Gr 5 Up –This book is a complement to and was inspired by the documentary of the same name created by Rory Kennedy celebrating the 60th anniversary of NASA. It profiles the history of NASA, beginning with Wilbur and Orville Wright and the first flight and continuing to the International Space Station and the planned 2020 launch of the James Webb Space Telescope. Boxes highlight fun and fast facts. This ode to the history and future of NASA and the pioneering spirit of space travel will appeal to young adults with an interest in the subject, along with casual browsers of all ages. VERDICT A good choice for collections in need of titles that provide a broad overview of American space history. –Maren Ostergard, King County Library System, Issaquah, WA

Slade, Suzanne. A Computer Called Katherine: How Katherine Johnson Helped Put America on the Moon. illus. by Veronica Miller Jamison. 40p. bibliog. chron. photos. Little, Brown. Mar. 2019. Tr $17.99. ISBN 9780316435178.
K-Gr 3 –Even as a child, Katherine Johnson loved numbers. She skipped through school, took a job as part of a team of number crunchers called “calculators,” and helped figure out the trajectory of early space flights of the 1960s, even after machine computing became a part of the process.
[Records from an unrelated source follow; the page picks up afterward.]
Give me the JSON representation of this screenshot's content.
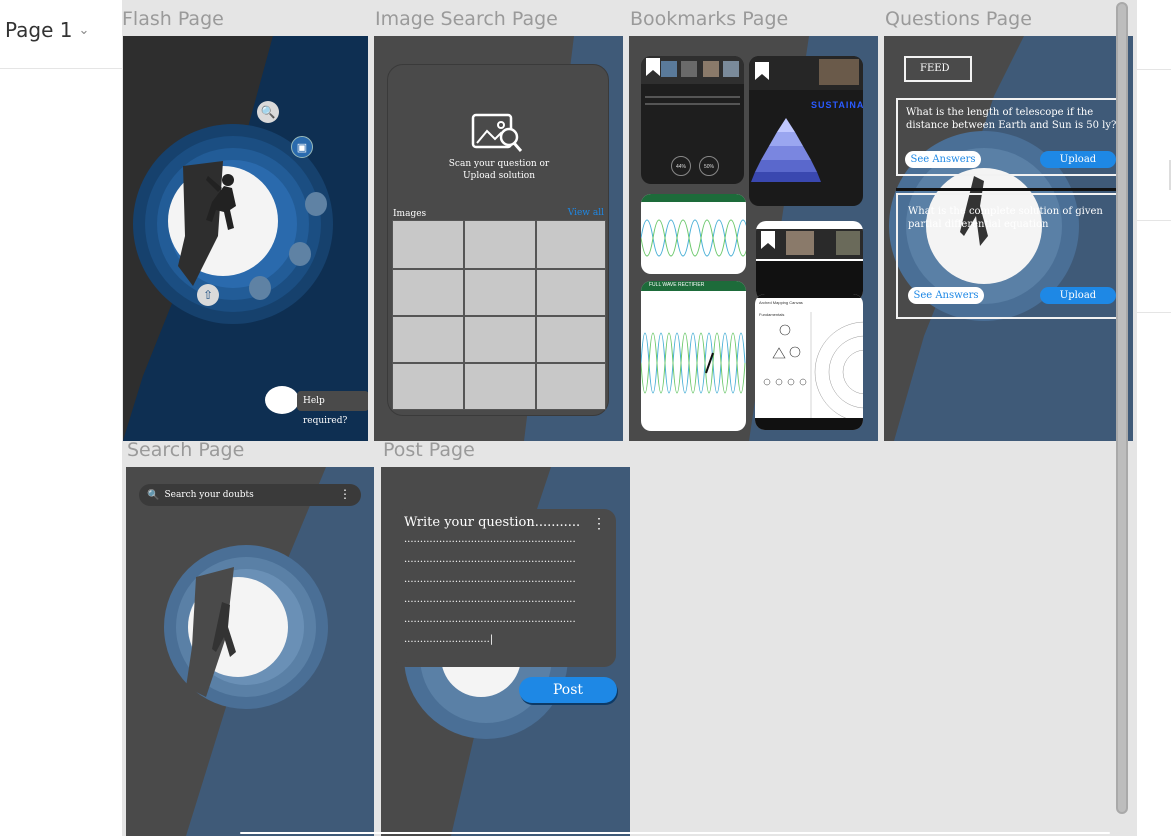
{
  "sidebar": {
    "page_label": "Page 1"
  },
  "frames": {
    "flash": {
      "label": "Flash Page",
      "help_text": "Help required?"
    },
    "image_search": {
      "label": "Image Search Page",
      "scan_text_1": "Scan your question or",
      "scan_text_2": "Upload solution",
      "images_label": "Images",
      "view_all": "View all"
    },
    "bookmarks": {
      "label": "Bookmarks Page",
      "sustain_text": "SUSTAINA",
      "rectifier_text": "FULL WAVE RECTIFIER",
      "mapping_text": "Arched Mapping Canvas",
      "fundamentals_text": "Fundamentals",
      "percent_1": "44%",
      "percent_2": "50%"
    },
    "questions": {
      "label": "Questions Page",
      "feed_label": "FEED",
      "q1_text": "What is the length of telescope if the distance between Earth and Sun is 50 ly?",
      "q2_text": "What is the complete solution of given partial differential equation",
      "see_answers": "See Answers",
      "upload": "Upload"
    },
    "search": {
      "label": "Search Page",
      "placeholder": "Search your doubts"
    },
    "post": {
      "label": "Post Page",
      "lines": [
        "Write your question...........",
        "......................................................",
        "......................................................",
        "......................................................",
        "......................................................",
        "......................................................",
        "...........................|"
      ],
      "post_button": "Post"
    }
  },
  "colors": {
    "canvas": "#e5e5e5",
    "dark_rock": "#4a4a4a",
    "deep_blue": "#0e2f52",
    "slate_blue": "#3f5a78",
    "moon": "#f4f4f4",
    "accent_blue": "#1e88e5"
  }
}
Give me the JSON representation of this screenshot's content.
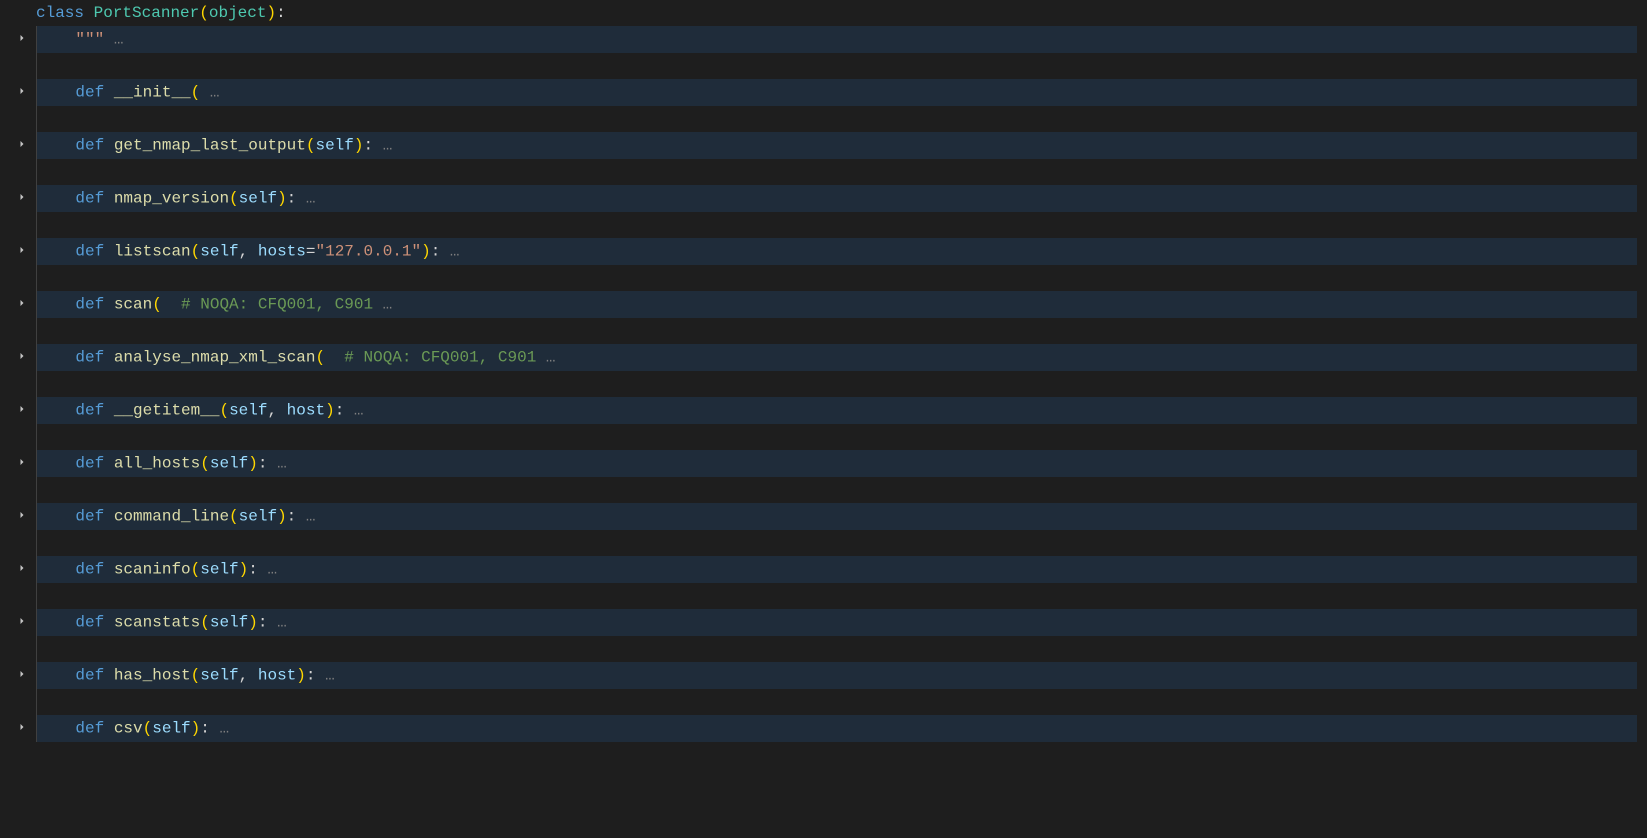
{
  "lines": [
    {
      "foldable": false,
      "highlight": false,
      "tokens": [
        {
          "t": "kw",
          "v": "class"
        },
        {
          "t": "punct",
          "v": " "
        },
        {
          "t": "cls",
          "v": "PortScanner"
        },
        {
          "t": "bracket-y",
          "v": "("
        },
        {
          "t": "builtin",
          "v": "object"
        },
        {
          "t": "bracket-y",
          "v": ")"
        },
        {
          "t": "punct",
          "v": ":"
        }
      ]
    },
    {
      "foldable": true,
      "highlight": true,
      "indent": 1,
      "tokens": [
        {
          "t": "str",
          "v": "\"\"\""
        },
        {
          "t": "fold-dots",
          "v": " …"
        }
      ]
    },
    {
      "foldable": false,
      "highlight": false,
      "indent": 1,
      "tokens": []
    },
    {
      "foldable": true,
      "highlight": true,
      "indent": 1,
      "tokens": [
        {
          "t": "kw",
          "v": "def"
        },
        {
          "t": "punct",
          "v": " "
        },
        {
          "t": "fn",
          "v": "__init__"
        },
        {
          "t": "bracket-y",
          "v": "("
        },
        {
          "t": "fold-dots",
          "v": " …"
        }
      ]
    },
    {
      "foldable": false,
      "highlight": false,
      "indent": 1,
      "tokens": []
    },
    {
      "foldable": true,
      "highlight": true,
      "indent": 1,
      "tokens": [
        {
          "t": "kw",
          "v": "def"
        },
        {
          "t": "punct",
          "v": " "
        },
        {
          "t": "fn",
          "v": "get_nmap_last_output"
        },
        {
          "t": "bracket-y",
          "v": "("
        },
        {
          "t": "param",
          "v": "self"
        },
        {
          "t": "bracket-y",
          "v": ")"
        },
        {
          "t": "punct",
          "v": ":"
        },
        {
          "t": "fold-dots",
          "v": " …"
        }
      ]
    },
    {
      "foldable": false,
      "highlight": false,
      "indent": 1,
      "tokens": []
    },
    {
      "foldable": true,
      "highlight": true,
      "indent": 1,
      "tokens": [
        {
          "t": "kw",
          "v": "def"
        },
        {
          "t": "punct",
          "v": " "
        },
        {
          "t": "fn",
          "v": "nmap_version"
        },
        {
          "t": "bracket-y",
          "v": "("
        },
        {
          "t": "param",
          "v": "self"
        },
        {
          "t": "bracket-y",
          "v": ")"
        },
        {
          "t": "punct",
          "v": ":"
        },
        {
          "t": "fold-dots",
          "v": " …"
        }
      ]
    },
    {
      "foldable": false,
      "highlight": false,
      "indent": 1,
      "tokens": []
    },
    {
      "foldable": true,
      "highlight": true,
      "indent": 1,
      "tokens": [
        {
          "t": "kw",
          "v": "def"
        },
        {
          "t": "punct",
          "v": " "
        },
        {
          "t": "fn",
          "v": "listscan"
        },
        {
          "t": "bracket-y",
          "v": "("
        },
        {
          "t": "param",
          "v": "self"
        },
        {
          "t": "punct",
          "v": ", "
        },
        {
          "t": "param",
          "v": "hosts"
        },
        {
          "t": "punct",
          "v": "="
        },
        {
          "t": "str",
          "v": "\"127.0.0.1\""
        },
        {
          "t": "bracket-y",
          "v": ")"
        },
        {
          "t": "punct",
          "v": ":"
        },
        {
          "t": "fold-dots",
          "v": " …"
        }
      ]
    },
    {
      "foldable": false,
      "highlight": false,
      "indent": 1,
      "tokens": []
    },
    {
      "foldable": true,
      "highlight": true,
      "indent": 1,
      "tokens": [
        {
          "t": "kw",
          "v": "def"
        },
        {
          "t": "punct",
          "v": " "
        },
        {
          "t": "fn",
          "v": "scan"
        },
        {
          "t": "bracket-y",
          "v": "("
        },
        {
          "t": "punct",
          "v": "  "
        },
        {
          "t": "comment",
          "v": "# NOQA: CFQ001, C901"
        },
        {
          "t": "fold-dots",
          "v": " …"
        }
      ]
    },
    {
      "foldable": false,
      "highlight": false,
      "indent": 1,
      "tokens": []
    },
    {
      "foldable": true,
      "highlight": true,
      "indent": 1,
      "tokens": [
        {
          "t": "kw",
          "v": "def"
        },
        {
          "t": "punct",
          "v": " "
        },
        {
          "t": "fn",
          "v": "analyse_nmap_xml_scan"
        },
        {
          "t": "bracket-y",
          "v": "("
        },
        {
          "t": "punct",
          "v": "  "
        },
        {
          "t": "comment",
          "v": "# NOQA: CFQ001, C901"
        },
        {
          "t": "fold-dots",
          "v": " …"
        }
      ]
    },
    {
      "foldable": false,
      "highlight": false,
      "indent": 1,
      "tokens": []
    },
    {
      "foldable": true,
      "highlight": true,
      "indent": 1,
      "tokens": [
        {
          "t": "kw",
          "v": "def"
        },
        {
          "t": "punct",
          "v": " "
        },
        {
          "t": "fn",
          "v": "__getitem__"
        },
        {
          "t": "bracket-y",
          "v": "("
        },
        {
          "t": "param",
          "v": "self"
        },
        {
          "t": "punct",
          "v": ", "
        },
        {
          "t": "param",
          "v": "host"
        },
        {
          "t": "bracket-y",
          "v": ")"
        },
        {
          "t": "punct",
          "v": ":"
        },
        {
          "t": "fold-dots",
          "v": " …"
        }
      ]
    },
    {
      "foldable": false,
      "highlight": false,
      "indent": 1,
      "tokens": []
    },
    {
      "foldable": true,
      "highlight": true,
      "indent": 1,
      "tokens": [
        {
          "t": "kw",
          "v": "def"
        },
        {
          "t": "punct",
          "v": " "
        },
        {
          "t": "fn",
          "v": "all_hosts"
        },
        {
          "t": "bracket-y",
          "v": "("
        },
        {
          "t": "param",
          "v": "self"
        },
        {
          "t": "bracket-y",
          "v": ")"
        },
        {
          "t": "punct",
          "v": ":"
        },
        {
          "t": "fold-dots",
          "v": " …"
        }
      ]
    },
    {
      "foldable": false,
      "highlight": false,
      "indent": 1,
      "tokens": []
    },
    {
      "foldable": true,
      "highlight": true,
      "indent": 1,
      "tokens": [
        {
          "t": "kw",
          "v": "def"
        },
        {
          "t": "punct",
          "v": " "
        },
        {
          "t": "fn",
          "v": "command_line"
        },
        {
          "t": "bracket-y",
          "v": "("
        },
        {
          "t": "param",
          "v": "self"
        },
        {
          "t": "bracket-y",
          "v": ")"
        },
        {
          "t": "punct",
          "v": ":"
        },
        {
          "t": "fold-dots",
          "v": " …"
        }
      ]
    },
    {
      "foldable": false,
      "highlight": false,
      "indent": 1,
      "tokens": []
    },
    {
      "foldable": true,
      "highlight": true,
      "indent": 1,
      "tokens": [
        {
          "t": "kw",
          "v": "def"
        },
        {
          "t": "punct",
          "v": " "
        },
        {
          "t": "fn",
          "v": "scaninfo"
        },
        {
          "t": "bracket-y",
          "v": "("
        },
        {
          "t": "param",
          "v": "self"
        },
        {
          "t": "bracket-y",
          "v": ")"
        },
        {
          "t": "punct",
          "v": ":"
        },
        {
          "t": "fold-dots",
          "v": " …"
        }
      ]
    },
    {
      "foldable": false,
      "highlight": false,
      "indent": 1,
      "tokens": []
    },
    {
      "foldable": true,
      "highlight": true,
      "indent": 1,
      "tokens": [
        {
          "t": "kw",
          "v": "def"
        },
        {
          "t": "punct",
          "v": " "
        },
        {
          "t": "fn",
          "v": "scanstats"
        },
        {
          "t": "bracket-y",
          "v": "("
        },
        {
          "t": "param",
          "v": "self"
        },
        {
          "t": "bracket-y",
          "v": ")"
        },
        {
          "t": "punct",
          "v": ":"
        },
        {
          "t": "fold-dots",
          "v": " …"
        }
      ]
    },
    {
      "foldable": false,
      "highlight": false,
      "indent": 1,
      "tokens": []
    },
    {
      "foldable": true,
      "highlight": true,
      "indent": 1,
      "tokens": [
        {
          "t": "kw",
          "v": "def"
        },
        {
          "t": "punct",
          "v": " "
        },
        {
          "t": "fn",
          "v": "has_host"
        },
        {
          "t": "bracket-y",
          "v": "("
        },
        {
          "t": "param",
          "v": "self"
        },
        {
          "t": "punct",
          "v": ", "
        },
        {
          "t": "param",
          "v": "host"
        },
        {
          "t": "bracket-y",
          "v": ")"
        },
        {
          "t": "punct",
          "v": ":"
        },
        {
          "t": "fold-dots",
          "v": " …"
        }
      ]
    },
    {
      "foldable": false,
      "highlight": false,
      "indent": 1,
      "tokens": []
    },
    {
      "foldable": true,
      "highlight": true,
      "indent": 1,
      "tokens": [
        {
          "t": "kw",
          "v": "def"
        },
        {
          "t": "punct",
          "v": " "
        },
        {
          "t": "fn",
          "v": "csv"
        },
        {
          "t": "bracket-y",
          "v": "("
        },
        {
          "t": "param",
          "v": "self"
        },
        {
          "t": "bracket-y",
          "v": ")"
        },
        {
          "t": "punct",
          "v": ":"
        },
        {
          "t": "fold-dots",
          "v": " …"
        }
      ]
    }
  ]
}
This retelling of Johnson’s achievements focuses on her path as a black female mathematician. First-time illustrator Jamison relies on ink, watercolor, marker, and colored pencil to create spreads that emphasize math concepts. Often there’s a faint background of the geometric images and equations shown on the end papers. VERDICT Another appealing picture book biography of a successful woman; a strong choice for most collections. –Kathleen Isaacs, Children’s Literature Specialist, Pasadena, MD

Southgate, Vix. Dogs in Space: The Amazing True Story of Belka & Strelka. illus. by Iris Deppe. 32p. chron. photos. Kane Miller. Mar. 2019. Tr $14.99. ISBN 9781610678247. POP
Gr 2-4 –This volume chronicles the tale of two dogs, Belka and Strelka, who were sent into space by the Soviet Union. The simple, colorful illustrations complement the text and show how the dogs were trained to stay calm and how they were fitted into their canine spacesuits. Launched into space on August 19, 1960, the animals successfully orbited the earth and returned safely.  VERDICT A must-have for libraries and a welcome addition for all STEM collections. –Patricia Ann Owens, formerly at Illinois Eastern Community College, Mt. Carmel

These reviews have been excerpted from the Winter 2018 School Library Journal issue.